In response to Save the Pine Bush’s assertion that the DEC did not comply with SEQRA because it did not consider alternatives to the expansion, did not mitigate environmental impacts, did not consider odor problems, and failed to examine impact to the Pine Bush ecosystem, the DEC argued that it had considered five alternatives to the expansion. The DEC also cited its $18 million habitat restoration plan as an in-depth study on the environmental impacts of the landfill expansion, as well as a way to alleviate them.
“The permits contain a number of special conditions intended to mitigate the impacts of operating the landfill in this sensitive area…going significantly beyond normal landfill closure requirements by covering the closed landfill with additional cover designed to foster and encourage pine bush species…” reads the decision rendered by McGrath.
It always says, “This Court may not substitute its judgment for the determinations of DEC…Moreover, the permits and license herein clearly involve technical expertise, and, as such, the determinations are entitled to great deference.”
“The court has simply lost its mind,” was Jackson’s reaction to the decision. “Basically the court is telling Save the Pine Bush that whatever the DEC says, goes,” she told The Enterprise yesterday.
Lawyers for the DEC could not be reached for comment yesterday.

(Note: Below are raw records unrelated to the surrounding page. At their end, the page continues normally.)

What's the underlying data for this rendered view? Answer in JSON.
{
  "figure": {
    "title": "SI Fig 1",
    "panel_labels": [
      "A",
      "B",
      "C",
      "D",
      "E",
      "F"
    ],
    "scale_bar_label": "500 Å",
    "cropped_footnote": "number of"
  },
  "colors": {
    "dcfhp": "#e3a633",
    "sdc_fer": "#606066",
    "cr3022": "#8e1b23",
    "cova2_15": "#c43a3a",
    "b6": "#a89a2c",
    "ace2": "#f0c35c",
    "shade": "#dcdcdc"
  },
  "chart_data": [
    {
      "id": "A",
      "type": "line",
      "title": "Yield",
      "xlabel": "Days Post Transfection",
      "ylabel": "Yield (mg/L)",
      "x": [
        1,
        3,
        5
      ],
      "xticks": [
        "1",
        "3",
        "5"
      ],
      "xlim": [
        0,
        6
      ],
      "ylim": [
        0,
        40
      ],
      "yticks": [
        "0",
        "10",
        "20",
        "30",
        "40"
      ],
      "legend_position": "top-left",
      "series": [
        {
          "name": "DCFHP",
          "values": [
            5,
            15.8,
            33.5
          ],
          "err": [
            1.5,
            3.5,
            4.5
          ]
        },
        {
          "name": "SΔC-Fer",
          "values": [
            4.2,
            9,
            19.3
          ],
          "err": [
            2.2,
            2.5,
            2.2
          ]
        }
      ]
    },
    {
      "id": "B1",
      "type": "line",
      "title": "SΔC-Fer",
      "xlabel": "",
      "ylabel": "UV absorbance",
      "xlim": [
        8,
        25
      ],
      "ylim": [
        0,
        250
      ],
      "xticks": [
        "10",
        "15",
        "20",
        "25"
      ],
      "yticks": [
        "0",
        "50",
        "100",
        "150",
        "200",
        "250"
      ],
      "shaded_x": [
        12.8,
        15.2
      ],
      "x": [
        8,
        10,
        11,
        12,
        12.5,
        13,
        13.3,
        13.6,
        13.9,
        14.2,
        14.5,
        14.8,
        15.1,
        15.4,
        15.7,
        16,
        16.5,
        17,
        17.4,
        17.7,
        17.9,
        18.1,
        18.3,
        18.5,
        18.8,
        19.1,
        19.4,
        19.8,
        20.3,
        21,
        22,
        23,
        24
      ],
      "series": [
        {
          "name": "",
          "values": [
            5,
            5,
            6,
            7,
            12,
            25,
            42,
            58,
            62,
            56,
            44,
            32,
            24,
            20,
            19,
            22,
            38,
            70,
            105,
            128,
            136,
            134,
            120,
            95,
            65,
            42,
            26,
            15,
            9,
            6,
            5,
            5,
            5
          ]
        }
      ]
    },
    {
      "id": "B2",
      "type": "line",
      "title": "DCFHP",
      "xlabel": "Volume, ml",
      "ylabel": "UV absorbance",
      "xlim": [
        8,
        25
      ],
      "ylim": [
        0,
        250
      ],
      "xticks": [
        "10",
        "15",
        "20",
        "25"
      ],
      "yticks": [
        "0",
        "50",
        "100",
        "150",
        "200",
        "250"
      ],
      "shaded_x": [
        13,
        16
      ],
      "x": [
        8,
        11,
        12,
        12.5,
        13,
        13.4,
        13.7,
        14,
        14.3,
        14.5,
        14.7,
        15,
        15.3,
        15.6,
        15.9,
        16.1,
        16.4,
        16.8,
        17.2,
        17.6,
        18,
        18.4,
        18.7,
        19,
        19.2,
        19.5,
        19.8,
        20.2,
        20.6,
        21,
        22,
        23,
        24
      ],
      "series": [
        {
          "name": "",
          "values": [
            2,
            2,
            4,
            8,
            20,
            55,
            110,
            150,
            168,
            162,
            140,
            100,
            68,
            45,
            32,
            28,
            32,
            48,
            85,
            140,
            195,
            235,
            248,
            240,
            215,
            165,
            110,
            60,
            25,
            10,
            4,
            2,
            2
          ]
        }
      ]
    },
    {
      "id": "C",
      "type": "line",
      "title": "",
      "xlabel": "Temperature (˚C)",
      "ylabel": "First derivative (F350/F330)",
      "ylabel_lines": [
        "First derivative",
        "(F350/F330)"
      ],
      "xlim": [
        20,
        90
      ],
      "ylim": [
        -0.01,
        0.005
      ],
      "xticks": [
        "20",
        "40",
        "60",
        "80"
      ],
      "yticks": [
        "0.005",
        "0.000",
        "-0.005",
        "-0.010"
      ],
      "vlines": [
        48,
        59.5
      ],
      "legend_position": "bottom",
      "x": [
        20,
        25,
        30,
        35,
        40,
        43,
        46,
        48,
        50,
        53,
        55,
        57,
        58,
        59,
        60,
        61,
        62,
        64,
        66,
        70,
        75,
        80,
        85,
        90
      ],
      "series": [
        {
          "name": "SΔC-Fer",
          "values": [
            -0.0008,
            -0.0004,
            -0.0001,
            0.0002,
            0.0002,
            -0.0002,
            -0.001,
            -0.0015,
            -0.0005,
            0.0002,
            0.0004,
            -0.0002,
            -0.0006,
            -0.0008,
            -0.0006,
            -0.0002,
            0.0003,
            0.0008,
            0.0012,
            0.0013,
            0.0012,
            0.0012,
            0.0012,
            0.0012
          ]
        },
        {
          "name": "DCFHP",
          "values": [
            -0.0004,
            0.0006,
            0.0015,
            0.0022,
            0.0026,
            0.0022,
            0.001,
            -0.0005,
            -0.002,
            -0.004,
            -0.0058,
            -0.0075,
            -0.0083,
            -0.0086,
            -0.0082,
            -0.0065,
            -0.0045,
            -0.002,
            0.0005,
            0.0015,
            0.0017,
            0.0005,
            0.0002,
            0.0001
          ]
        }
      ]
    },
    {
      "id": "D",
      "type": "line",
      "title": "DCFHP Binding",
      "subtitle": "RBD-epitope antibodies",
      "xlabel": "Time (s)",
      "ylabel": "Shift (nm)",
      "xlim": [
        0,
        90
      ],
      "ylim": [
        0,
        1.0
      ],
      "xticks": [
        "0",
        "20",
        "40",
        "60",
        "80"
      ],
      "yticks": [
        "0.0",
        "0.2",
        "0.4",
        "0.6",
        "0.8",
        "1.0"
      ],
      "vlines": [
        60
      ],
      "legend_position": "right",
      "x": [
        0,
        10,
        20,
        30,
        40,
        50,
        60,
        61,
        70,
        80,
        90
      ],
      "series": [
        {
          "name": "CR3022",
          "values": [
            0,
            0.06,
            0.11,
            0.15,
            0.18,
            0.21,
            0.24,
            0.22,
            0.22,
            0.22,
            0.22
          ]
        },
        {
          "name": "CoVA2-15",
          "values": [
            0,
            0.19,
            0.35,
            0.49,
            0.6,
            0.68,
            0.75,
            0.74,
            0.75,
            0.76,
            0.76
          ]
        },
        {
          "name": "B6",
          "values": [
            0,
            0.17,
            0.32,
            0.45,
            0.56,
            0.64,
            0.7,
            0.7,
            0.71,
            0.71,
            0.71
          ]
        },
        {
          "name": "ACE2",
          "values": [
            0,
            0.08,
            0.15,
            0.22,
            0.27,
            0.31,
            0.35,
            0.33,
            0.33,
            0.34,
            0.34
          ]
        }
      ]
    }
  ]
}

Jackson said she was particularly outraged over the idea that the City of Albany is more concerned with profiting from the landfill than with the preservation of environmentally sensitive land and the health and safety of residents living near the dump.
“The citizens are basically paying to subsidize these private corporations,” Jackson said, referring to the $10 per ton tipping fee that she said will go toward paying for the multi-million-dollar habitat restoration plan detailed in the DEC’s Final Environmental Impact Statement, but Jackson said she would use the word “restoration” loosely.
Permit variances obtained by the DEC allow the use of “Posi Shell,” a spray-on material that will act as an intermediate cover on the landfill instead of the compacted soil normally required by state law. Members of Save the Pine Bush say capping the landfill does not constitute true restoration.
“Right now, the courts are on the side of the corporations, not justice,” said Jackson. “We presented substantive issues that needed to be looked at. We should have won.”